Vice President Mike Pence said during a briefing by the White House coronavirus task force Wednesday that the president didn't want the guidelines to be "barriers" to reopening.

"We don't want the guidance from CDC to be a reason schools don't open," Pence said. CDC Director Robert Redfield added at the briefing that the guidelines are "not requirements" and "not meant to be predictive."

Mr. Trump also threatened to "cut off funding" to schools in another tweet Wednesday if they do not reopen in the fall.

"In Germany, Denmark, Norway, Sweden and many other countries, SCHOOLS ARE OPEN WITH NO PROBLEMS. The Dems think it would be bad for them politically if U.S. schools open before the November Election, but is important for the children & families. May cut off funding if not open!" Mr. Trump wrote.
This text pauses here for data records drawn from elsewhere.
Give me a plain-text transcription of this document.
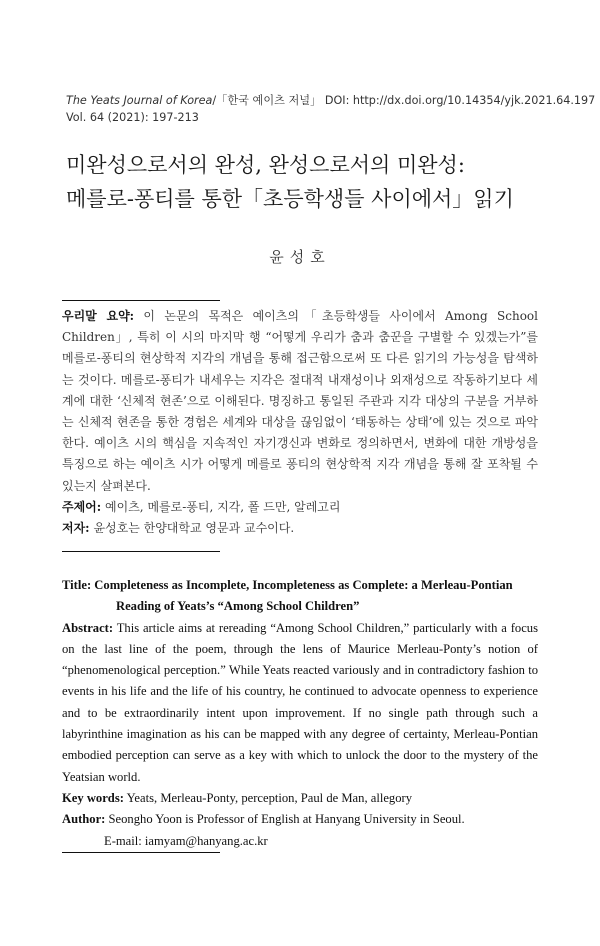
The Yeats Journal of Korea/「한국 예이츠 저널」 DOI: http://dx.doi.org/10.14354/yjk.2021.64.197
Vol. 64 (2021): 197-213
미완성으로서의 완성, 완성으로서의 미완성:
메를로-퐁티를 통한「초등학생들 사이에서」읽기
윤성호

우리말 요약: 이 논문의 목적은 예이츠의「초등학생들 사이에서 Among School Children」, 특히 이 시의 마지막 행 “어떻게 우리가 춤과 춤꾼을 구별할 수 있겠는가”를 메를로-퐁티의 현상학적 지각의 개념을 통해 접근함으로써 또 다른 읽기의 가능성을 탐색하는 것이다. 메를로-퐁티가 내세우는 지각은 절대적 내재성이나 외재성으로 작동하기보다 세계에 대한 ‘신체적 현존’으로 이해된다. 명징하고 통일된 주관과 지각 대상의 구분을 거부하는 신체적 현존을 통한 경험은 세계와 대상을 끊임없이 ‘태동하는 상태’에 있는 것으로 파악한다. 예이츠 시의 핵심을 지속적인 자기갱신과 변화로 정의하면서, 변화에 대한 개방성을 특징으로 하는 예이츠 시가 어떻게 메를로 퐁티의 현상학적 지각 개념을 통해 잘 포착될 수 있는지 살펴본다.

주제어: 예이츠, 메를로-퐁티, 지각, 폴 드만, 알레고리

저자: 윤성호는 한양대학교 영문과 교수이다.

Title: Completeness as Incomplete, Incompleteness as Complete: a Merleau-Pontian
Reading of Yeats’s “Among School Children”

Abstract: This article aims at rereading “Among School Children,” particularly with a focus on the last line of the poem, through the lens of Maurice Merleau-Ponty’s notion of “phenomenological perception.” While Yeats reacted variously and in contradictory fashion to events in his life and the life of his country, he continued to advocate openness to experience and to be extraordinarily intent upon improvement. If no single path through such a labyrinthine imagination as his can be mapped with any degree of certainty, Merleau-Pontian embodied perception can serve as a key with which to unlock the door to the mystery of the Yeatsian world.

Key words: Yeats, Merleau-Ponty, perception, Paul de Man, allegory

Author: Seongho Yoon is Professor of English at Hanyang University in Seoul.

E-mail: iamyam@hanyang.ac.kr
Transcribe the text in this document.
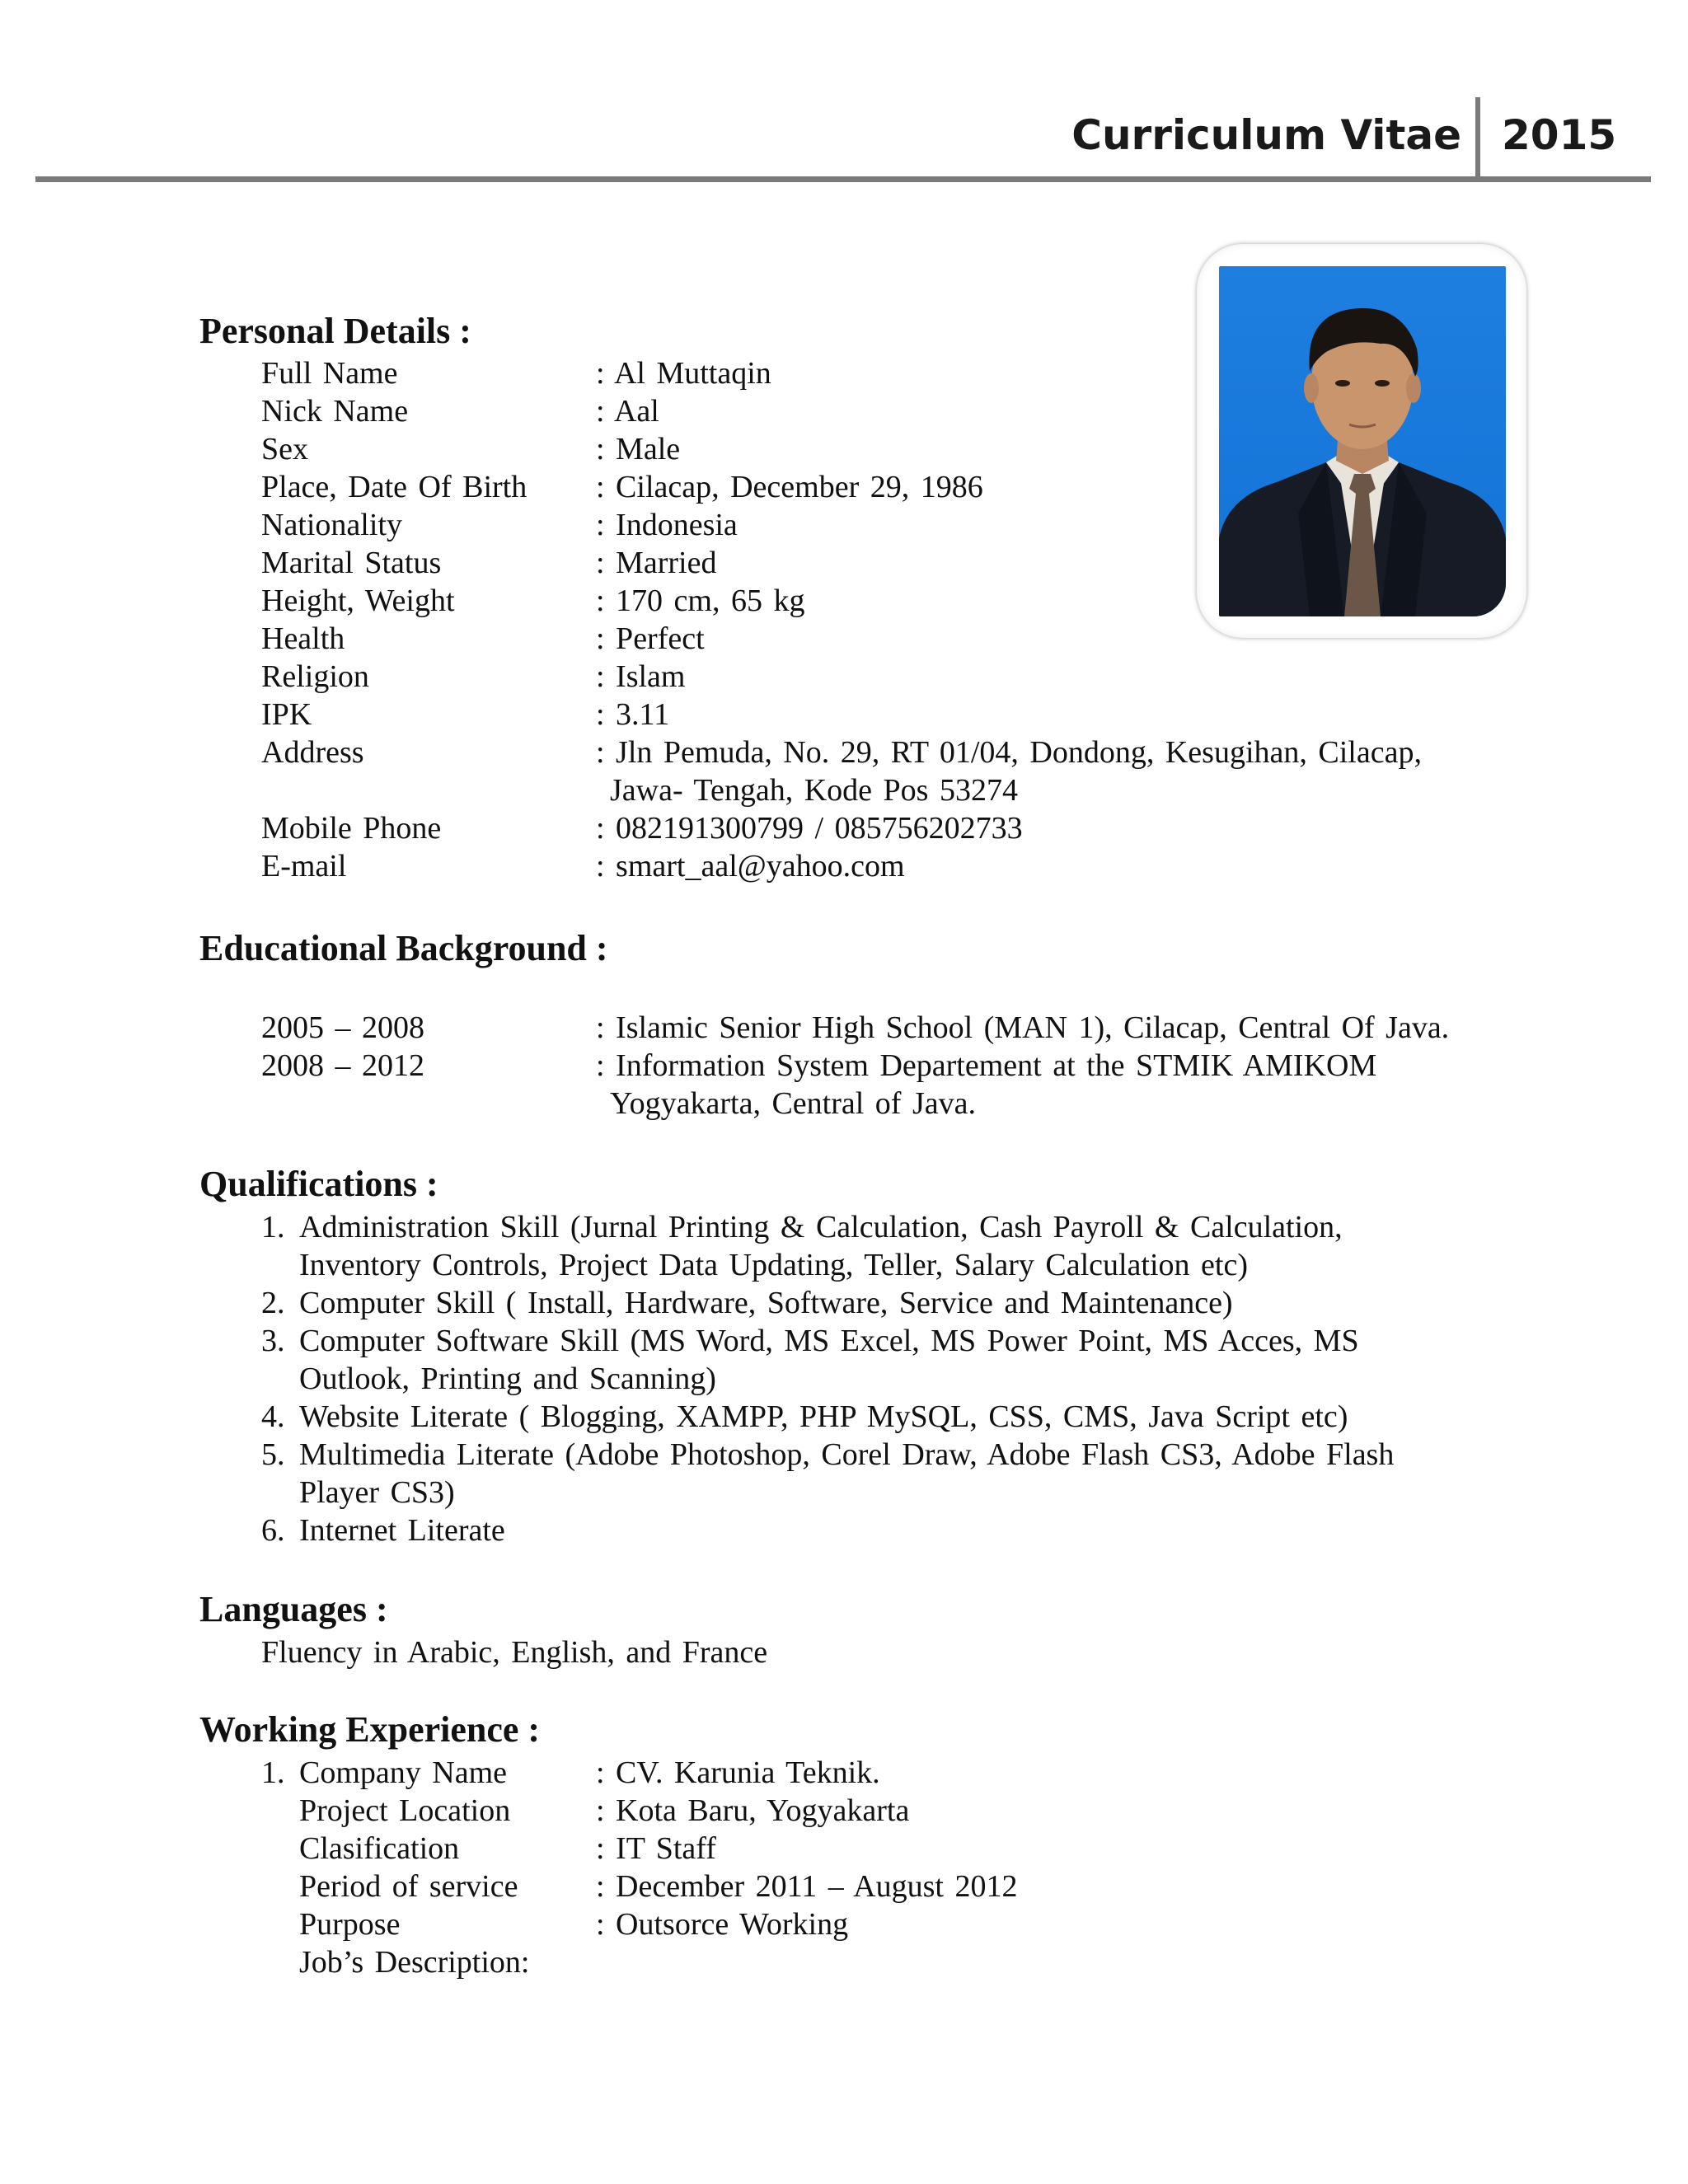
Curriculum Vitae 2015
Personal Details :
Full Name	: Al Muttaqin
Nick Name	: Aal
Sex	: Male
Place, Date Of Birth : Cilacap, December 29, 1986
Nationality	: Indonesia
Marital Status	: Married
Height, Weight	: 170 cm, 65 kg
Health	: Perfect
Religion	: Islam
IPK	: 3.11
Address	: Jln Pemuda, No. 29, RT 01/04, Dondong, Kesugihan, Cilacap,
Jawa- Tengah, Kode Pos 53274
Mobile Phone	: 082191300799 / 085756202733
E-mail	: smart_aal@yahoo.com
Educational Background :
2005 – 2008	: Islamic Senior High School (MAN 1), Cilacap, Central Of Java.
2008 – 2012	: Information System Departement at the STMIK AMIKOM
Yogyakarta, Central of Java.
Qualifications :
1. Administration Skill (Jurnal Printing & Calculation, Cash Payroll & Calculation,
Inventory Controls, Project Data Updating, Teller, Salary Calculation etc)
2. Computer Skill ( Install, Hardware, Software, Service and Maintenance)
3. Computer Software Skill (MS Word, MS Excel, MS Power Point, MS Acces, MS
Outlook, Printing and Scanning)
4. Website Literate ( Blogging, XAMPP, PHP MySQL, CSS, CMS, Java Script etc)
5. Multimedia Literate (Adobe Photoshop, Corel Draw, Adobe Flash CS3, Adobe Flash
Player CS3)
6. Internet Literate
Languages :
Fluency in Arabic, English, and France
Working Experience :
1. Company Name	: CV. Karunia Teknik.
Project Location	: Kota Baru, Yogyakarta
Clasification	: IT Staff
Period of service : December 2011 – August 2012
Purpose	: Outsorce Working
Job’s Description:
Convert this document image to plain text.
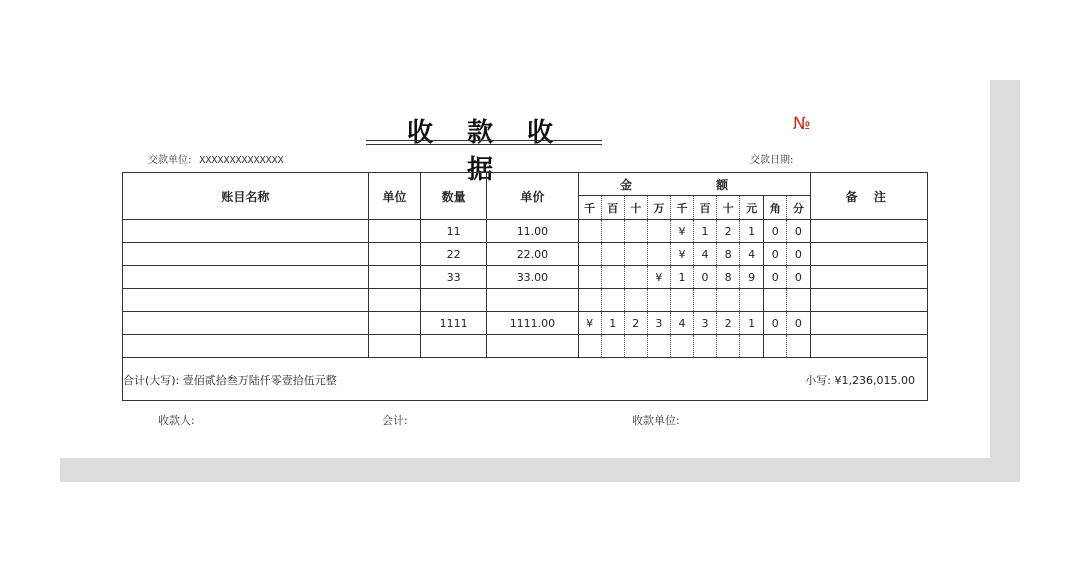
收款收据
№
交款单位: XXXXXXXXXXXXXX	交款日期:
账目名称	单位	数量	单价	金 额										备 注
				千	百	十	万	千	百	十	元	角	分	
		11	11.00					¥	1	2	1	0	0	
		22	22.00					¥	4	8	4	0	0	
		33	33.00				¥	1	0	8	9	0	0	

		1111	1111.00	¥	1	2	3	4	3	2	1	0	0	

合计(大写): 壹佰贰拾叁万陆仟零壹拾伍元整 小写: ¥1,236,015.00														
收款人:	会计:	收款单位:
The New York Times reported on Tuesday that Sweden, which avoided closing down in response to the pandemic, has seen a surge in deaths and no measurable increase in economic growth.

Mr. Trump pushed states to reopen schools at an event at the White House on Tuesday.

"We want to reopen the schools. Everybody wants it. The moms want it, the dads want it, the kids want it. It's time to do it," Mr. Trump said. "We're very much going to put pressure on governors and everybody else to open the schools."

Redfield was in the audience at the White House event, and the president addressed him directly.

"I know you'd like to see everybody coming back and getting back to school in the fall," Mr. Trump said. "And I've read everything you've written, and I appreciate that very much, Doctor."

CBS News medical contributor Dr. David Agus said on "CBS This Morning" Wednesday that "it should be mandatory in all school districts for children to wear masks."

He said for schools to reopen safely, children "should be socially distanced as much as possible. There should be plans so there's no large gatherings in the school. And the school should be redesigned to enable space for the children in the class so they're not right next to each other. That will take resources and time. We have it, now we have to get on it across the country so that schools can open."

Dr. Agus on reopening schools in the fall 04:46

The president has continued to praise his administration's response to the pandemic and downplay its severity.

In an interview with Greta Van Susteren, Mr. Trump said said he believes the country is "in a good place" and will be in "very good shape" in the next few weeks. He said he disagrees with an assessment from Dr. Anthony Fauci, who said this week that the U.S. is still "knee deep" in the first wave of the coronavirus pandemic and must confront the "serious situation" immediately.

Meanwhile, the United States reported 60,000 new coronavirus cases on Tuesday, the most ever reported in the country in a single day, according to data from Johns Hopkins University. There have now been over 3 million total cases in the U.S., including more than 131,000 people who have died due to the virus.